Successive classes of students devised and revised the design, then built and tested the rover. Other students trained to work in mission control. After a succession of delays, the Vulcan rocket finally made it to the launchpad in January.
Some of the Carnegie Mellon students flew to Florida. Others travelled via van, driving nearly 1,000 miles. Some former students who had worked on the rover also made the pilgrimage.
The Vulcan rocket lifted off without incident. Less than an hour later, Peregrine separated from the rocket’s upper stage on its way to the moon. But soon after, Astrobotic announced on X, formerly known as Twitter, that “an anomaly occurred”.
Astrobotic’s engineers believe that a faulty valve failed to fully close, leading to the rupture of one of the spacecraft’s tanks. With propellant leaking into space, Peregrine could not possibly land on the moon.
“Then the question became, ‘OK, what can we do now?’” said Stefanov, who was leading mission control for the rover.

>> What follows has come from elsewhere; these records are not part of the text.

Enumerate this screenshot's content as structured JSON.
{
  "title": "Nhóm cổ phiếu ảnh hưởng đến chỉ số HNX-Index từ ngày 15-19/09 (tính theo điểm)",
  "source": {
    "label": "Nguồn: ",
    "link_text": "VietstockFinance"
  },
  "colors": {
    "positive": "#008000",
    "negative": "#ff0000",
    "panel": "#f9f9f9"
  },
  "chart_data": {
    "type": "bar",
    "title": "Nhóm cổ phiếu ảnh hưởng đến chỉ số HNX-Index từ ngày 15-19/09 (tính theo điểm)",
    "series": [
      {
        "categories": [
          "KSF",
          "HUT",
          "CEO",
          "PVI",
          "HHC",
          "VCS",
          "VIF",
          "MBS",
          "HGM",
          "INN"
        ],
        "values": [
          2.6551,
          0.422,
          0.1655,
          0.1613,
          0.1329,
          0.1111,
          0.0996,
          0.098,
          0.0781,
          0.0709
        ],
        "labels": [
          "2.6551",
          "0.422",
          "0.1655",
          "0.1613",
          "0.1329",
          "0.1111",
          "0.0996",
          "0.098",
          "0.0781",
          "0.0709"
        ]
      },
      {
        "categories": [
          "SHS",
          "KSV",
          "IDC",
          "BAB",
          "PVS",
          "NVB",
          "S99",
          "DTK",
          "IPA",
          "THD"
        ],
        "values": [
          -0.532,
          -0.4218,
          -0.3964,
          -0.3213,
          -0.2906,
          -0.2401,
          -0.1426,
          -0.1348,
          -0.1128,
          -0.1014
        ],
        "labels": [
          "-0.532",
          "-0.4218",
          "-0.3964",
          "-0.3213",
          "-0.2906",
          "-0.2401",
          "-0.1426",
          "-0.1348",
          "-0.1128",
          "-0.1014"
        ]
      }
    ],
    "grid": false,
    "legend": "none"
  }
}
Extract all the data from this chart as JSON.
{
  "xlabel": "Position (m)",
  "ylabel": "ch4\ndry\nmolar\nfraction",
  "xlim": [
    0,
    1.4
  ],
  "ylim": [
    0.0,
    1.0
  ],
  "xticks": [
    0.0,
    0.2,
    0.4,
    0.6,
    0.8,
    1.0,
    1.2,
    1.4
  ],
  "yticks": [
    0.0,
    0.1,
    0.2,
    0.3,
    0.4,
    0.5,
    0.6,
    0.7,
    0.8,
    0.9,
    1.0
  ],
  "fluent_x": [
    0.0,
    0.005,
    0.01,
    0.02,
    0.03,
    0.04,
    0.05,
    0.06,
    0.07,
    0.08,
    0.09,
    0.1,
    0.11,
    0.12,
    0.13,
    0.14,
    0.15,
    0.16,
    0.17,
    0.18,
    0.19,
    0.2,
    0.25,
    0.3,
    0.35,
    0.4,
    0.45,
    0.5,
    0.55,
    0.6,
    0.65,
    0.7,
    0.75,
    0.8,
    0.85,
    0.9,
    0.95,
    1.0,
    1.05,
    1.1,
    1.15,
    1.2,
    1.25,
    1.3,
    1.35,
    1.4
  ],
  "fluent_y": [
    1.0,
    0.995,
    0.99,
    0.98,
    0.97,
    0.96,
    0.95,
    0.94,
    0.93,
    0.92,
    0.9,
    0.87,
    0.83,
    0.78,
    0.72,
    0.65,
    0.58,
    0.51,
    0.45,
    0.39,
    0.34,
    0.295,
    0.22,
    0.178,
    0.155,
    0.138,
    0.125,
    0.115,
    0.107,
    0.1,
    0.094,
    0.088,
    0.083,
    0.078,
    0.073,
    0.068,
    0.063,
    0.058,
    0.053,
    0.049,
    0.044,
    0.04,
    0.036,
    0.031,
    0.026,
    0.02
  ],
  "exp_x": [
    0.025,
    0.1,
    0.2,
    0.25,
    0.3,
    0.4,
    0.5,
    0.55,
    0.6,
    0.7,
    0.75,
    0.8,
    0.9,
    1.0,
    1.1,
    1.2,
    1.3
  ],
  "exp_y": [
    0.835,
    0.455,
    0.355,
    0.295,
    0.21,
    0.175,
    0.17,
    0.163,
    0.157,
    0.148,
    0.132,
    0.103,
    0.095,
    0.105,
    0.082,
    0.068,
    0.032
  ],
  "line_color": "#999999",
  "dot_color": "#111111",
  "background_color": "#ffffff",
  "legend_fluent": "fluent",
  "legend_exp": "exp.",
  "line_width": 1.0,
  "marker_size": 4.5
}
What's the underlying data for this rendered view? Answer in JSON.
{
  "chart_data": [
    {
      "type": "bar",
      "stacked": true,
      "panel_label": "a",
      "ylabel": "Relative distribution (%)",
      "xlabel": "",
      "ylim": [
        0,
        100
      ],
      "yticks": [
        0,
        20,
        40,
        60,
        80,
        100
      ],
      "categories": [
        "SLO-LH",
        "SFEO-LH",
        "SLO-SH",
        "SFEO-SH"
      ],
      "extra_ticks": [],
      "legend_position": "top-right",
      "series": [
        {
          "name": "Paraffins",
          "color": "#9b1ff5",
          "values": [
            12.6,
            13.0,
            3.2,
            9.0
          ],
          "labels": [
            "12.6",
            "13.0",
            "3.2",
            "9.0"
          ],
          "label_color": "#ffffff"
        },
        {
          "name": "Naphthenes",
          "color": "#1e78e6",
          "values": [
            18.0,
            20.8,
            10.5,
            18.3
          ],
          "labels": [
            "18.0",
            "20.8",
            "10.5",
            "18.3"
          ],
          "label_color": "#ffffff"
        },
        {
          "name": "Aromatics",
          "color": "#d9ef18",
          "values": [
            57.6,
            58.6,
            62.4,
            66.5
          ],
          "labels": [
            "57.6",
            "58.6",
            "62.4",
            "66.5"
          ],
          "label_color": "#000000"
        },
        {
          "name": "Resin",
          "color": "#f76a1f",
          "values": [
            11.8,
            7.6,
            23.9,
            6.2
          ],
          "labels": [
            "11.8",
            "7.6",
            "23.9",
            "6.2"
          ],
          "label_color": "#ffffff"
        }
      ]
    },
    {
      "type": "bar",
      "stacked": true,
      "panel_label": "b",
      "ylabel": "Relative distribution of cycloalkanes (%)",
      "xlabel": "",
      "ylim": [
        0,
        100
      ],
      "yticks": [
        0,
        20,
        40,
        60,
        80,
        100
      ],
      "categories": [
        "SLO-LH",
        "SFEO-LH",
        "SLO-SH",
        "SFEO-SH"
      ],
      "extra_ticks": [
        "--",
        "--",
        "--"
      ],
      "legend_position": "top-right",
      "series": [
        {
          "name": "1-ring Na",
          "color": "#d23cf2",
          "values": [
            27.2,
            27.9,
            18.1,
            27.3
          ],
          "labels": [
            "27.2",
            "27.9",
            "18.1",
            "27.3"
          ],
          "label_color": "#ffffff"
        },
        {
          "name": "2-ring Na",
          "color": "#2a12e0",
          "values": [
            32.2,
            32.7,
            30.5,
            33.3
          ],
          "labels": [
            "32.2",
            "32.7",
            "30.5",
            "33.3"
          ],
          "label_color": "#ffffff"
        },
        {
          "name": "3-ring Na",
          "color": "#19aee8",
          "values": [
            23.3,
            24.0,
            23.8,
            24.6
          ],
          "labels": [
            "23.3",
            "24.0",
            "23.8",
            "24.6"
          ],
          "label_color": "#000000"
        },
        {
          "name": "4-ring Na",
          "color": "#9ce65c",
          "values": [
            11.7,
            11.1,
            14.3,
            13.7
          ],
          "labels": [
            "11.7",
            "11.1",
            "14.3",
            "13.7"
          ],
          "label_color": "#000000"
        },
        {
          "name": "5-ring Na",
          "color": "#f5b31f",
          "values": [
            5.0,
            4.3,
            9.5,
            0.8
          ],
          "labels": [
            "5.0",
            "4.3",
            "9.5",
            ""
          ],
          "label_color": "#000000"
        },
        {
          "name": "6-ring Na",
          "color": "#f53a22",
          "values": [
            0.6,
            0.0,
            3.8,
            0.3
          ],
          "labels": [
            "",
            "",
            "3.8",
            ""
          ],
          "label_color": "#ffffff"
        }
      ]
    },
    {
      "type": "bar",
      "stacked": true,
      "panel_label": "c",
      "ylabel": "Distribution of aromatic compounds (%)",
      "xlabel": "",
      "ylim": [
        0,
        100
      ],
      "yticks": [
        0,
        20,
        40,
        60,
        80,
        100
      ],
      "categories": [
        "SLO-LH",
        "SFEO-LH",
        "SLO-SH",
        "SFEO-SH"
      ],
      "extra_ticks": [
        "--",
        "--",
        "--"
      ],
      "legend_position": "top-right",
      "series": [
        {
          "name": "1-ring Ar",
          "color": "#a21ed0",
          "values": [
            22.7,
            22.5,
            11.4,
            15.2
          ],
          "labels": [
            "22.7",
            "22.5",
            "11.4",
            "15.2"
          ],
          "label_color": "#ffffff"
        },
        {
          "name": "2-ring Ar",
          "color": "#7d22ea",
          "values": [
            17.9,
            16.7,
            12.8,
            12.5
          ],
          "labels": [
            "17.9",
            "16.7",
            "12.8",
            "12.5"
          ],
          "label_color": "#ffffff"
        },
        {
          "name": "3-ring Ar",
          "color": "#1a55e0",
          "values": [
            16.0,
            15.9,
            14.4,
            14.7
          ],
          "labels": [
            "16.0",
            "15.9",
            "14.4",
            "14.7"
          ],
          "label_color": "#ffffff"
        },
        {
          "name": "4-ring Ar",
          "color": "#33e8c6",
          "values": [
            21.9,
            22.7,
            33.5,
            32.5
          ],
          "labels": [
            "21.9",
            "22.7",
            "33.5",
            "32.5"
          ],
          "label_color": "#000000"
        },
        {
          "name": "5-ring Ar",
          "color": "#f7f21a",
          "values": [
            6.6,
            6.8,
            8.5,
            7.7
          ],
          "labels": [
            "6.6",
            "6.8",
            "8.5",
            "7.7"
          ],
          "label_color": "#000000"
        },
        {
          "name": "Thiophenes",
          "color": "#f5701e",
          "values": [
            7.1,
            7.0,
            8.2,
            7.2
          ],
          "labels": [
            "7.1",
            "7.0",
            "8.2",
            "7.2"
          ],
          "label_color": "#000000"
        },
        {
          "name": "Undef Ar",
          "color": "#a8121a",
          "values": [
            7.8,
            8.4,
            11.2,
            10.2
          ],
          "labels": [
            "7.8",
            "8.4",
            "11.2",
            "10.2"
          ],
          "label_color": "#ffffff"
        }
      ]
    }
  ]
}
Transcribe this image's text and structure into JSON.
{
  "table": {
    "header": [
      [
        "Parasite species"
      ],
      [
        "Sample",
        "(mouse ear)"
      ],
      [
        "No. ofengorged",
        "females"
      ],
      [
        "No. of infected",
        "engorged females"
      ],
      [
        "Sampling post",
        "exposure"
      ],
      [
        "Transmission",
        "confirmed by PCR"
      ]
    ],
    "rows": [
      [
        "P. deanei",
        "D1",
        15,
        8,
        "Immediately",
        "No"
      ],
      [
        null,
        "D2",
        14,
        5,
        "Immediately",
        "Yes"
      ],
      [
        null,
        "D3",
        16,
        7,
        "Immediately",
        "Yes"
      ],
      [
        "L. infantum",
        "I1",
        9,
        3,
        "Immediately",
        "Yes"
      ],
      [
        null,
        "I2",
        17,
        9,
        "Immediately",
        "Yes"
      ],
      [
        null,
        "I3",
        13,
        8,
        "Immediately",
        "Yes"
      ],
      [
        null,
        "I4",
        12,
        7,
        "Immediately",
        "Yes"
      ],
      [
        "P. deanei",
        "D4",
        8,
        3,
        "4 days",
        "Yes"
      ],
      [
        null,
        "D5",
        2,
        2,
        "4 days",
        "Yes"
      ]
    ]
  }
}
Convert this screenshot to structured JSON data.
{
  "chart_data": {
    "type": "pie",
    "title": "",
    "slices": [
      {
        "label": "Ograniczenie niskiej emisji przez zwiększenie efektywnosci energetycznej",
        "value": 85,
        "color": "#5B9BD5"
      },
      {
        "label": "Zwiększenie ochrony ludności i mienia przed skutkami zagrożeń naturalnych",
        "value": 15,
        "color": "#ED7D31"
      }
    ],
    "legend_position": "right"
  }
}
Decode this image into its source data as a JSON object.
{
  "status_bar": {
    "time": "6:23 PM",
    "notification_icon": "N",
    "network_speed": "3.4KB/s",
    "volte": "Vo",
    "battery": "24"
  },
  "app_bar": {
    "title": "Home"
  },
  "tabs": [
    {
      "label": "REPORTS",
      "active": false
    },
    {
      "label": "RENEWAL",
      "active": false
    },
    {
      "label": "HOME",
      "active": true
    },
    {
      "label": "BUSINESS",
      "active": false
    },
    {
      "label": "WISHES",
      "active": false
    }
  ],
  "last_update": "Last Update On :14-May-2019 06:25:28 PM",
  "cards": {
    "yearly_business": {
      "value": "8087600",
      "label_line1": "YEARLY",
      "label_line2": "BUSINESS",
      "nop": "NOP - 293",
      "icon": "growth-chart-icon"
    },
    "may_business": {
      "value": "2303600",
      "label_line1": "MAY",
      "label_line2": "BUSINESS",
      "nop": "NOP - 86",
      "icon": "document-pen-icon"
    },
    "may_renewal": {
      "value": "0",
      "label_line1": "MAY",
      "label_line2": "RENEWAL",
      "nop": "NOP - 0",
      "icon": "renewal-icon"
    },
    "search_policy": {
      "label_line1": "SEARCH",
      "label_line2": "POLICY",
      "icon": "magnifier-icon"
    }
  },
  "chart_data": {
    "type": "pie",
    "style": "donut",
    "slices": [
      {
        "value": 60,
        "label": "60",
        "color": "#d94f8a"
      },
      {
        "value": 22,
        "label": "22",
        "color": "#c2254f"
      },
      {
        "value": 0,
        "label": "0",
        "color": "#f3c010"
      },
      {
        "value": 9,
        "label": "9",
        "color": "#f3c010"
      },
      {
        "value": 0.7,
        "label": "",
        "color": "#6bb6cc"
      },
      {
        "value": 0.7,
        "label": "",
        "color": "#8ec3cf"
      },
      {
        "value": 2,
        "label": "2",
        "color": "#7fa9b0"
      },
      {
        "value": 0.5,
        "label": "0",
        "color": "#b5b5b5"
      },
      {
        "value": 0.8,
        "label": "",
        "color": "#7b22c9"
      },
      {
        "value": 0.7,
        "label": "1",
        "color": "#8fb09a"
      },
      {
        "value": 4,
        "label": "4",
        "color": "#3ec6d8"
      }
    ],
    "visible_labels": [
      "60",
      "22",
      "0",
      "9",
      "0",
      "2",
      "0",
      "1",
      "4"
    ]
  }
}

For security reasons, the people in Florida could not tap into the spacecraft systems over the Internet. Instead, a skeleton crew at Carnegie Mellon served as go-between, conveying messages between the Peregrine spacecraft managers at Astrobotic’s Pittsburgh headquarters and the beach house.
Several days into the mission, Astrobotic started providing power to the payloads like Iris. The Iris team then turned on systems like the computer and two-way communications that were originally planned to be turned on after arrival on the moon.
When the beach house rental ended, the students headed back to Pittsburgh for the remainder of the mission. And then on January 18, it was over.
Peregrine was supposed to swing around Earth once before heading out to rendezvous with the moon. But the propellant leak had nudged the spacecraft onto a collision course with Earth. Because of the damage, Nasa convinced Astrobotic that the best approach was to just let Peregrine re-enter the atmosphere and burn up.
There will not be another Iris, but there will be other lunar missions by Carnegie Mellon students. One is MoonRanger, a rover that about the size of a suitcase and weighs seven pounds. It will look for signs of water near the moon’s south pole.
And this spring there is another space robotics course at Carnegie Mellon. “So we know there’s a class of people working on the next ones,” Duvall said.